When I signed up to go to India, I had no idea what I was getting
into. I didn’t even really know why. I had always had an interest in
India, but never a desire to go. In fact, when I did decide to go- it
was more to escape the States rather than go to a certain destination.
I felt suffocated by the American Dream.
I didn’t
know what to expect in the weeks leading up to the trip. I had read
about Indian history and culture- and I knew enough to know that it was
extreme. I tried to prepare myself to leave my comfort zone… and I
ended up finding it instead.
It was the thing I least
expected… to feel so comfortable. How can something so foreign feel so
natural? In some bizarre way, it felt like I had come home for the very
first time. Like I had been homesick this whole time and had just
been calling it “frustration” instead. I still don’t know how God could
burden my heart so strongly in such a short period of time.
I've
been asked a lot of questions and one of the most frequent is: "Was the culture
hard?". The answer is no. It was not hard. How can you be bothered
by a smell, when the person it's coming from is smiling the most
precious smile? How can you care about the cockroach in the windowsill,
when the women on the other side of it have abandoned their idols, if
only momentarily, to praise the Savior? You can literally WATCH Him
working in their lives. How can you worry about the purity of the food,
when it's being fed to you in the purest act of love and hospitality?
Everywhere I turned, there was a positive that outweighed the negative. Maybe I've been desensitized by my background in sexual trauma.
Maybe it's because I was only there for such a short time. Maybe I am
romanticizing it all and I just didn't have enough time for it to begin
to wear on me. In fact, I’m quite certain that to a degree- all of
that is true and given more time to adjust, it would have gotten significantly harder.
The injustices are great and the pain is raw. But there are also
things like humility, hospitality, selflessness and relationship that
are deeper and more genuine than some I have ever experienced.
I
despair because I miss India and I know that I won’t go back unless He
calls me to. To do so would be entirely selfish. These are real women
with real needs and real connections being made and to go back simply
because “I miss them”, would be reducing them to little more than a
vacation destination… an attraction: a place where, in their presence, I
find peace and comfort and fulfillment without any regard for their
needs and feelings. I know that I am where I’m supposed to be for now…
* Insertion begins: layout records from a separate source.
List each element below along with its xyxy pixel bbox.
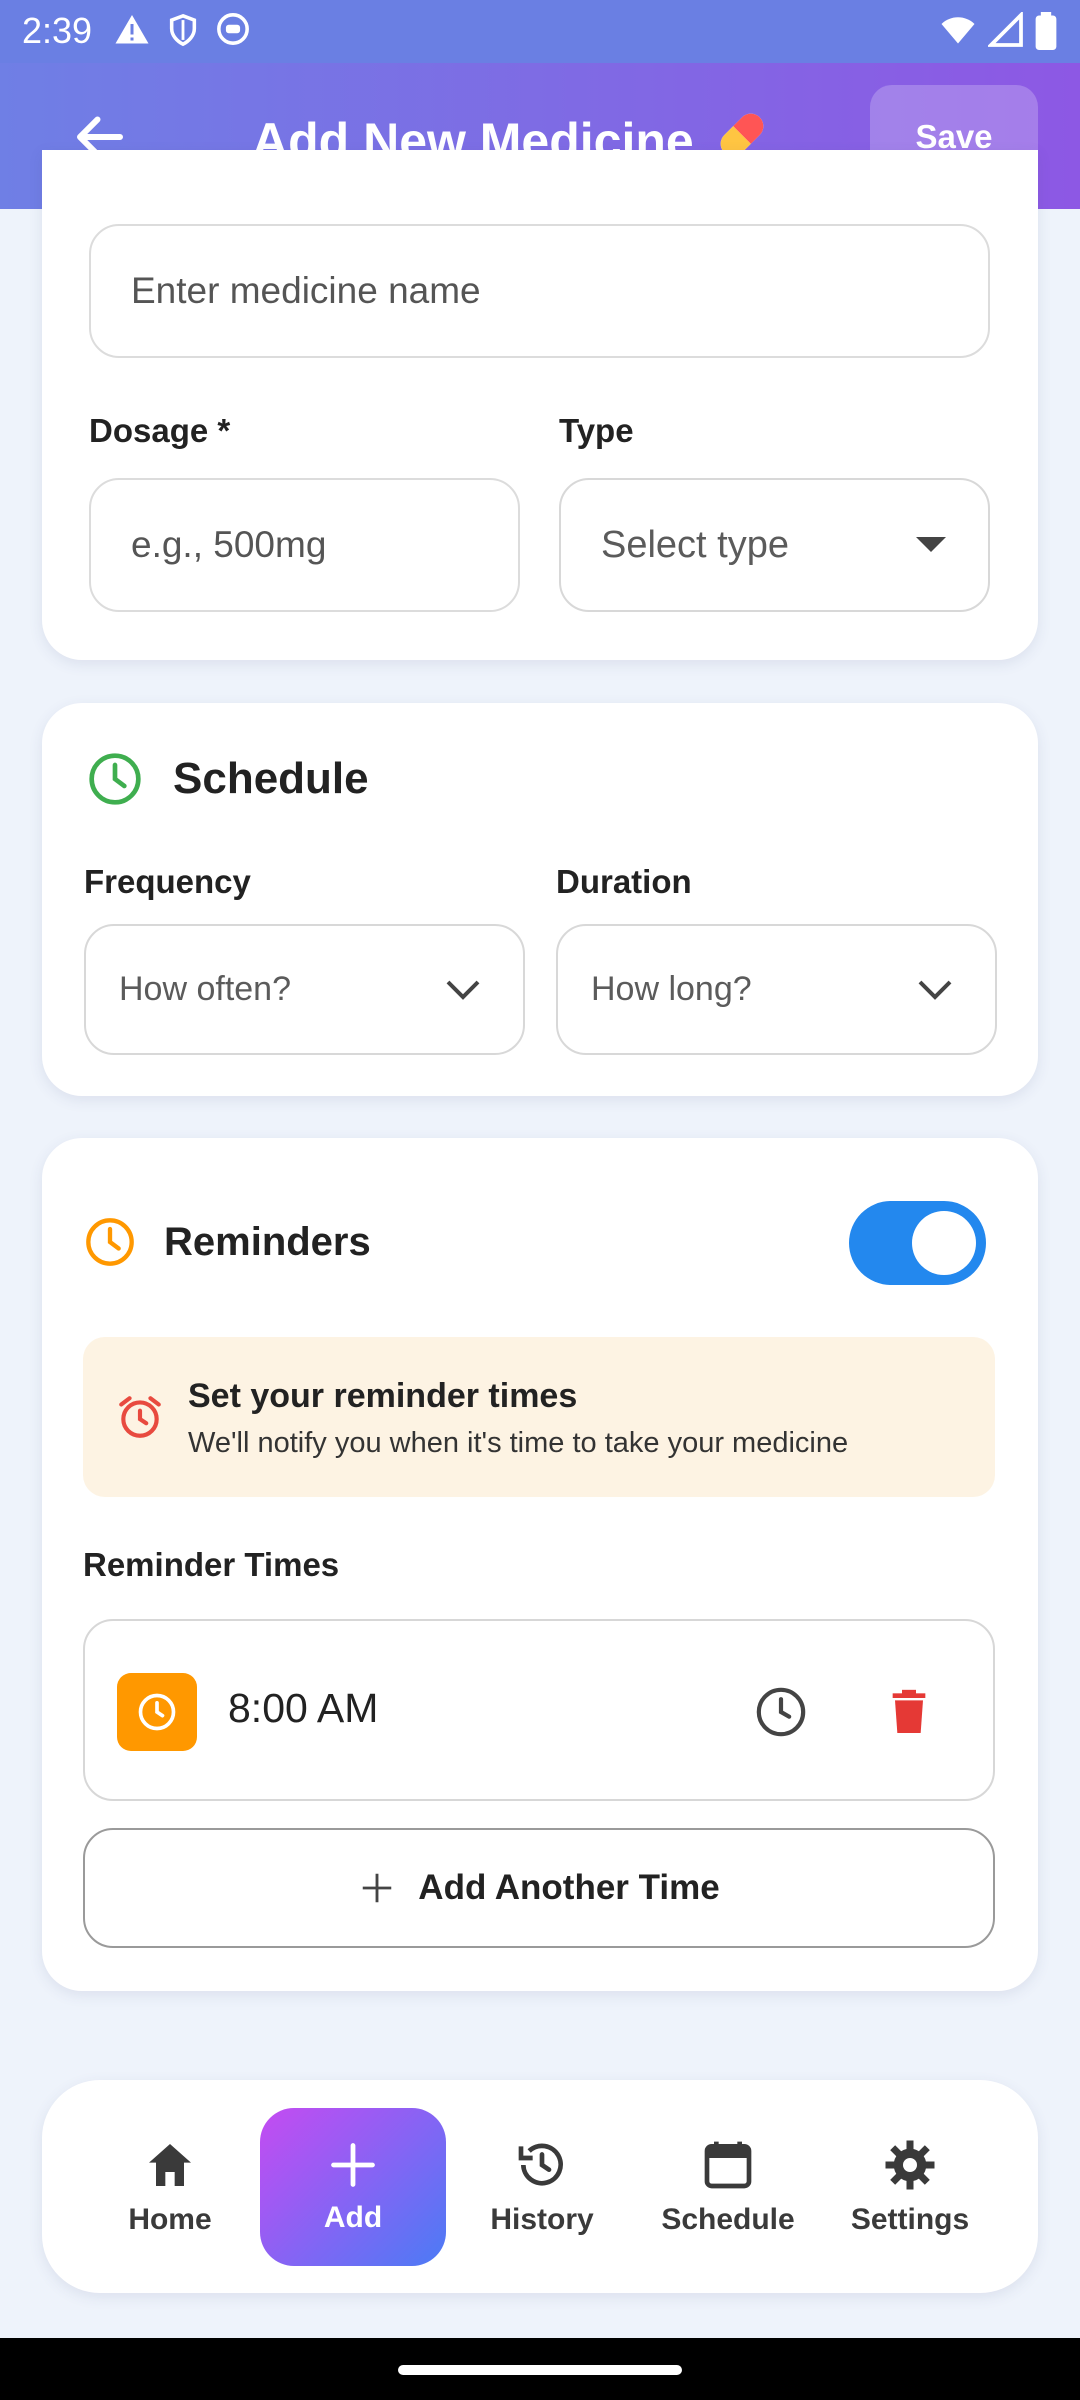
delete-time-button[interactable] <box>881 1684 937 1740</box>
duration-select-value: How long? <box>591 970 752 1008</box>
shield-icon <box>169 13 197 47</box>
reminder-times-label: Reminder Times <box>83 1546 340 1583</box>
nav-item-settings[interactable]: Settings <box>822 2080 998 2293</box>
reminders-title: Reminders <box>164 1219 371 1264</box>
medicine-info-card: Enter medicine name Dosage * e.g., 500mg… <box>42 150 1038 660</box>
nav-label-schedule: Schedule <box>661 2202 795 2236</box>
reminder-info-banner: Set your reminder times We'll notify you… <box>83 1337 995 1497</box>
reminder-info-text: We'll notify you when it's time to take … <box>188 1427 849 1459</box>
bottom-nav: Home Add History Schedule Settings <box>42 2080 1038 2293</box>
wifi-icon <box>941 17 975 44</box>
type-label: Type <box>559 412 634 449</box>
history-icon <box>518 2143 563 2186</box>
clock-icon <box>86 1218 134 1266</box>
add-another-time-label: Add Another Time <box>418 1868 720 1907</box>
type-select-value: Select type <box>601 523 789 566</box>
nav-item-add[interactable]: Add <box>260 2108 446 2266</box>
alarm-clock-icon <box>119 1396 161 1438</box>
gear-icon <box>885 2140 935 2189</box>
reminder-time-row: 8:00 AM <box>83 1619 995 1801</box>
nav-item-schedule[interactable]: Schedule <box>640 2080 816 2293</box>
calendar-icon <box>704 2141 752 2188</box>
schedule-card: Schedule Frequency How often? Duration H… <box>42 703 1038 1096</box>
warning-icon <box>115 15 149 44</box>
duration-select[interactable]: How long? <box>556 924 997 1055</box>
type-select[interactable]: Select type <box>559 478 990 612</box>
status-notification-icons <box>114 12 250 48</box>
medicine-name-input[interactable]: Enter medicine name <box>89 224 990 358</box>
clock-icon <box>89 753 141 805</box>
trash-icon <box>892 1689 926 1733</box>
reminders-card: Reminders Set your reminder times We'll … <box>42 1138 1038 1991</box>
edit-time-button[interactable] <box>753 1684 809 1740</box>
nav-label-settings: Settings <box>850 2202 970 2236</box>
schedule-header: Schedule <box>87 751 369 807</box>
battery-icon <box>1035 12 1057 50</box>
plus-icon <box>331 2143 375 2187</box>
dosage-input[interactable]: e.g., 500mg <box>89 478 520 612</box>
toggle-knob <box>912 1211 976 1275</box>
app-notification-icon <box>217 13 249 45</box>
reminders-header: Reminders <box>84 1216 371 1268</box>
frequency-select[interactable]: How often? <box>84 924 525 1055</box>
home-icon <box>149 2143 191 2186</box>
clock-icon <box>756 1687 806 1737</box>
add-another-time-button[interactable]: Add Another Time <box>83 1828 995 1948</box>
nav-label-home: Home <box>128 2202 212 2236</box>
home-indicator[interactable] <box>398 2365 682 2375</box>
status-system-icons <box>938 12 1058 50</box>
chevron-down-icon <box>446 980 480 1000</box>
schedule-title: Schedule <box>173 754 369 803</box>
frequency-label: Frequency <box>84 863 251 900</box>
reminders-toggle[interactable] <box>849 1201 986 1285</box>
reminder-time-value: 8:00 AM <box>228 1685 379 1731</box>
nav-item-history[interactable]: History <box>454 2080 630 2293</box>
duration-label: Duration <box>556 863 692 900</box>
gesture-bar <box>0 2338 1080 2400</box>
dosage-label: Dosage * <box>89 412 231 449</box>
status-time: 2:39 <box>22 10 93 51</box>
nav-label-add: Add <box>323 2201 383 2234</box>
nav-label-history: History <box>490 2202 594 2236</box>
frequency-select-value: How often? <box>119 970 291 1008</box>
reminder-info-title: Set your reminder times <box>188 1377 578 1415</box>
signal-icon <box>988 12 1023 47</box>
status-bar: 2:39 <box>0 0 1080 63</box>
nav-item-home[interactable]: Home <box>82 2080 258 2293</box>
clock-badge-icon <box>117 1673 197 1751</box>
plus-icon <box>363 1873 392 1903</box>
chevron-down-icon <box>918 980 952 1000</box>
dropdown-arrow-icon <box>916 537 946 552</box>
and actually, I suppose there is a little bit of relief in that. It IS
the easier option. But there’s the voice in me that’s crying out to
God: “Over there! That is where I am supposed to be! Release me.”
I’m so homesick for India. I miss it every single day. I try to
remember that I’ve only been home for a couple of weeks, but I talked to
a friend the other day who fell in love with Kenya 14 years ago and
still she loves and longs for it. I can’t imagine feeling this way 14
years from now. The question hammers in my mind: Why even expose me to it?